The trio exchanged glances. A united brotherly front against her. They didn’t just look alike—they had the same scowls. And they were also waiting for more of an explanation. However, Kayla didn’t have one.
“Where’s your phone?” Dade asked after first giving an impatient huff.
She glanced around but didn’t see it and remembered she hadn’t seen it upstairs, either. Just moments before Dade’s arrival, she’d been searching through her purse for it. “I must have left it in my car.” She pointed to the side of the estate where she’d parked.
Even though none of the lawmen came right out and accused her of lying, it was clear from their deepening scowls they didn’t believe her.
“I’ll look for it,” Mason insisted, and he strolled out, leaving her to face the remaining two.
“I didn’t speak to the gunman,” Kayla tried again. “And if he called me, it was to set me up.”
“Why would he do that?” Grayson asked.
Kayla didn’t have to think too hard to come up with an answer. “Maybe to try to discredit my testimony. Charles could have hired the gunman to do that because if he could prove I had an association with a killer, then it might make a jury less likely to believe anything I say.”

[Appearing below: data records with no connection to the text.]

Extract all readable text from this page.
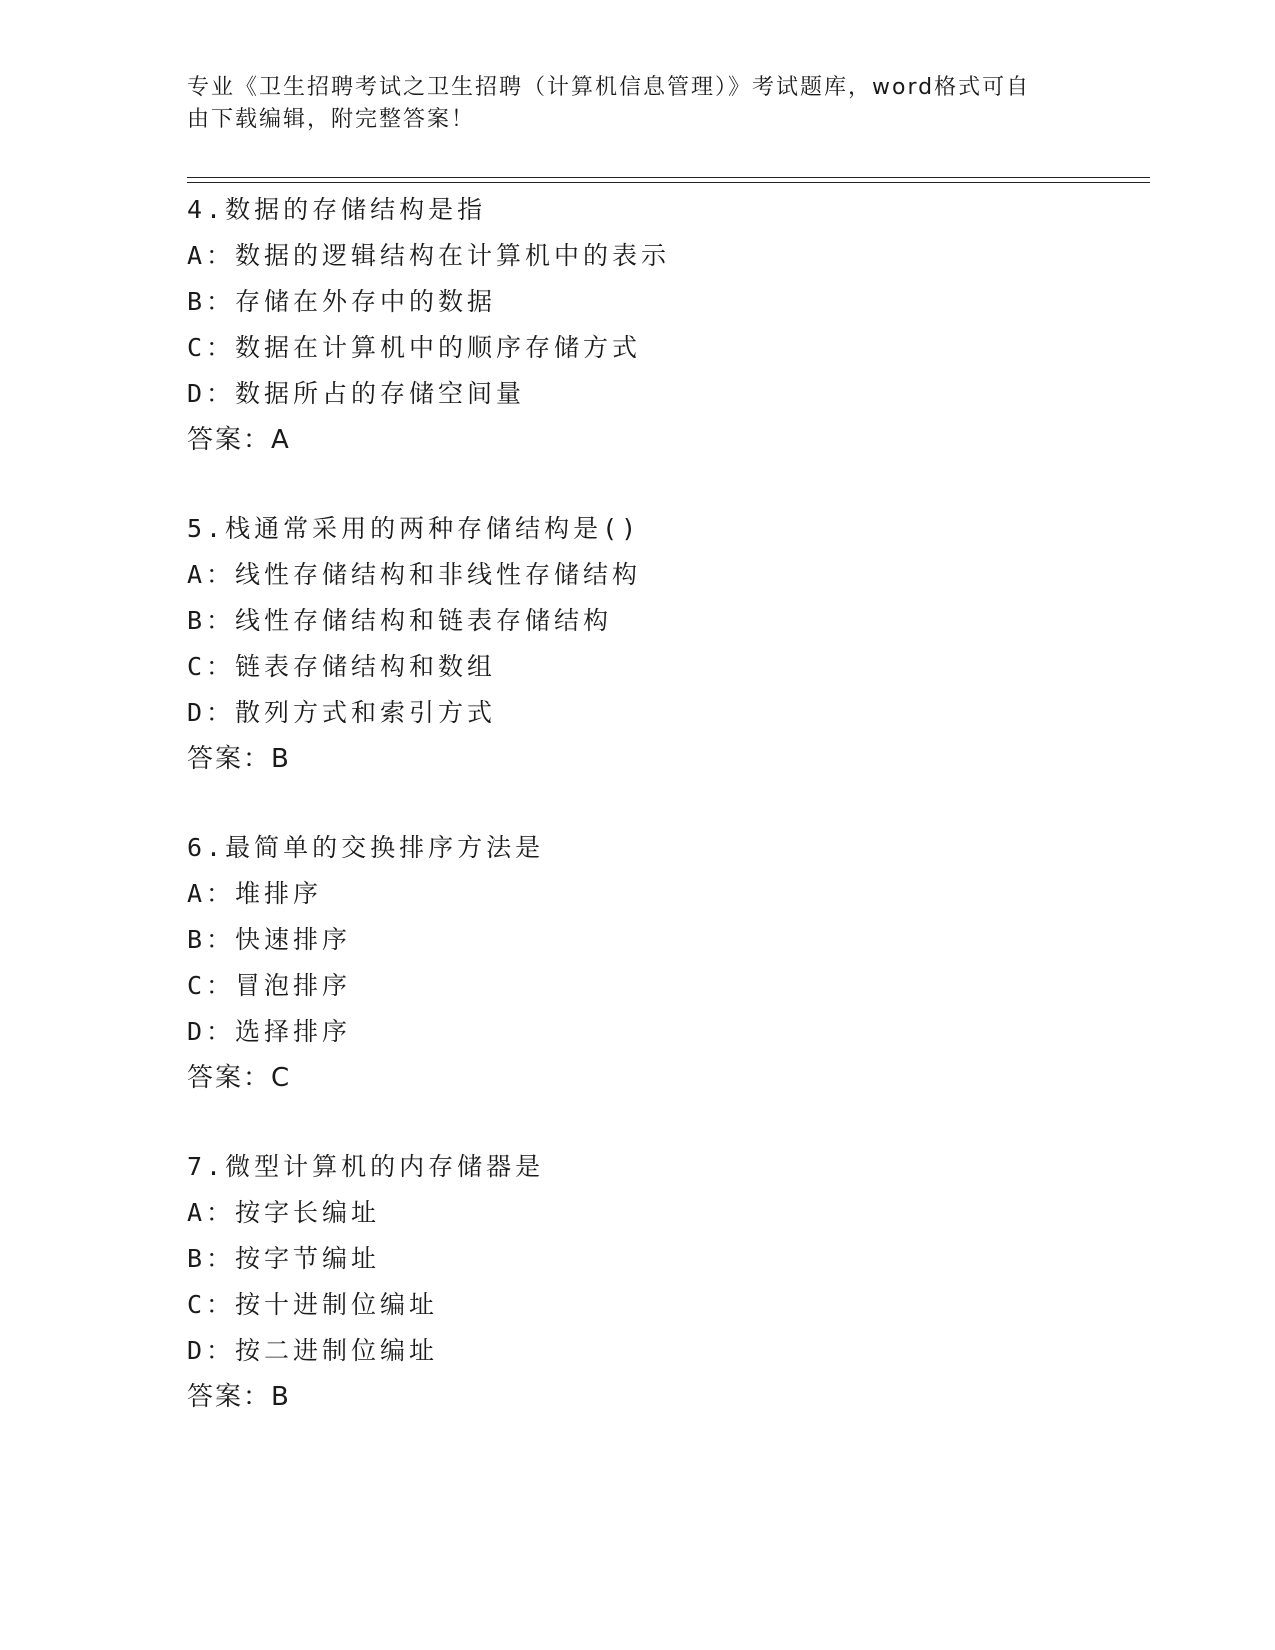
专业《卫生招聘考试之卫生招聘（计算机信息管理）》考试题库，word格式可自
由下载编辑，附完整答案！
4.数据的存储结构是指
A：数据的逻辑结构在计算机中的表示
B：存储在外存中的数据
C：数据在计算机中的顺序存储方式
D：数据所占的存储空间量
答案：A
5.栈通常采用的两种存储结构是()
A：线性存储结构和非线性存储结构
B：线性存储结构和链表存储结构
C：链表存储结构和数组
D：散列方式和索引方式
答案：B
6.最简单的交换排序方法是
A：堆排序
B：快速排序
C：冒泡排序
D：选择排序
答案：C
7.微型计算机的内存储器是
A：按字长编址
B：按字节编址
C：按十进制位编址
D：按二进制位编址
答案：B
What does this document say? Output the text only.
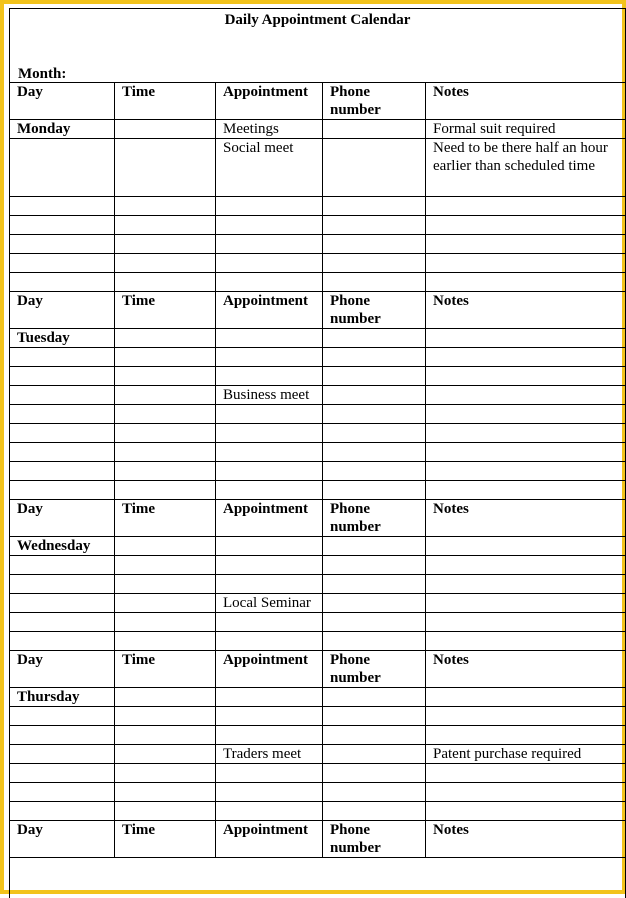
Daily Appointment Calendar
Month:
Day	Time	Appointment	Phone number	Notes
Monday		Meetings		Formal suit required
		Social meet		Need to be there half an hour earlier than scheduled time

Day	Time	Appointment	Phone number	Notes
Tuesday				

		Business meet		

Day	Time	Appointment	Phone number	Notes
Wednesday				

		Local Seminar		

Day	Time	Appointment	Phone number	Notes
Thursday				

		Traders meet		Patent purchase required

Day	Time	Appointment	Phone number	Notes
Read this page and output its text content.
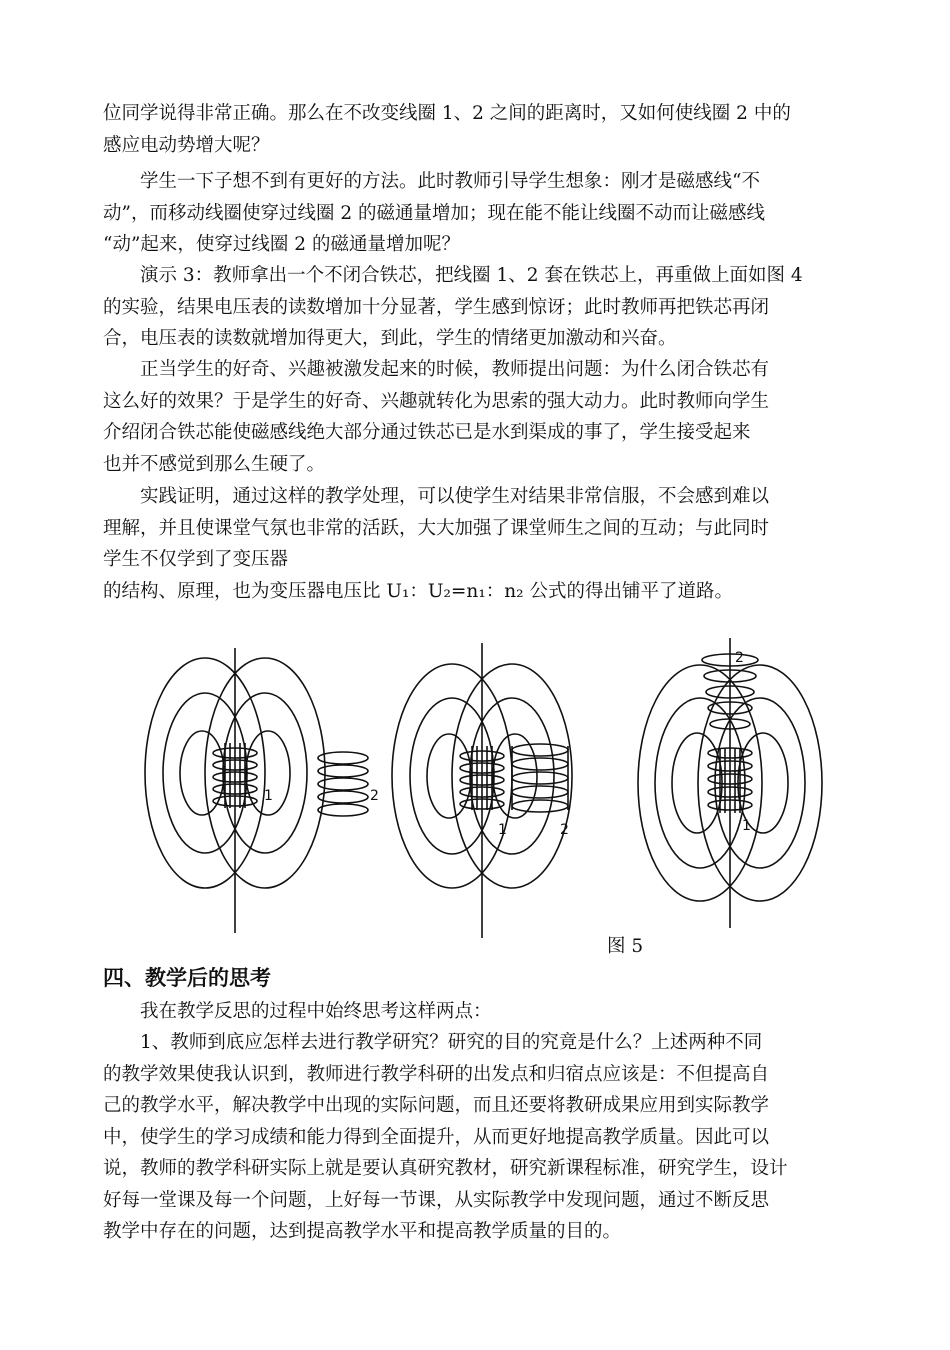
位同学说得非常正确。那么在不改变线圈 1、2 之间的距离时，又如何使线圈 2 中的
感应电动势增大呢？

　　学生一下子想不到有更好的方法。此时教师引导学生想象：刚才是磁感线“不
动”，而移动线圈使穿过线圈 2 的磁通量增加；现在能不能让线圈不动而让磁感线
“动”起来，使穿过线圈 2 的磁通量增加呢？

　　演示 3：教师拿出一个不闭合铁芯，把线圈 1、2 套在铁芯上，再重做上面如图 4
的实验，结果电压表的读数增加十分显著，学生感到惊讶；此时教师再把铁芯再闭
合，电压表的读数就增加得更大，到此，学生的情绪更加激动和兴奋。

　　正当学生的好奇、兴趣被激发起来的时候，教师提出问题：为什么闭合铁芯有
这么好的效果？于是学生的好奇、兴趣就转化为思索的强大动力。此时教师向学生
介绍闭合铁芯能使磁感线绝大部分通过铁芯已是水到渠成的事了，学生接受起来
也并不感觉到那么生硬了。

　　实践证明，通过这样的教学处理，可以使学生对结果非常信服，不会感到难以
理解，并且使课堂气氛也非常的活跃，大大加强了课堂师生之间的互动；与此同时
学生不仅学到了变压器
的结构、原理，也为变压器电压比 U₁：U₂=n₁：n₂ 公式的得出铺平了道路。

1	2
1	2
2
1
图 5
四、教学后的思考

　　我在教学反思的过程中始终思考这样两点：

　　1、教师到底应怎样去进行教学研究？研究的目的究竟是什么？上述两种不同
的教学效果使我认识到，教师进行教学科研的出发点和归宿点应该是：不但提高自
己的教学水平，解决教学中出现的实际问题，而且还要将教研成果应用到实际教学
中，使学生的学习成绩和能力得到全面提升，从而更好地提高教学质量。因此可以
说，教师的教学科研实际上就是要认真研究教材，研究新课程标准，研究学生，设计
好每一堂课及每一个问题，上好每一节课，从实际教学中发现问题，通过不断反思
教学中存在的问题，达到提高教学水平和提高教学质量的目的。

Another exchange of glances before Grayson spoke again. “Or you could have hired the gunman to make Brennan look guilty of attempted murder. A crime that could put him away for life and not just the twenty years he’d get for the other charges.”
Oh, mercy. As theories went, it wasn’t a bad one, and Kayla had no idea how she would convince the Rylands that she was innocent.
“Maybe your sister is the one who did the hiring.” Dade tossed that out there, not tentatively, but it wasn’t a roaring declaration of Kayla’s innocence, either.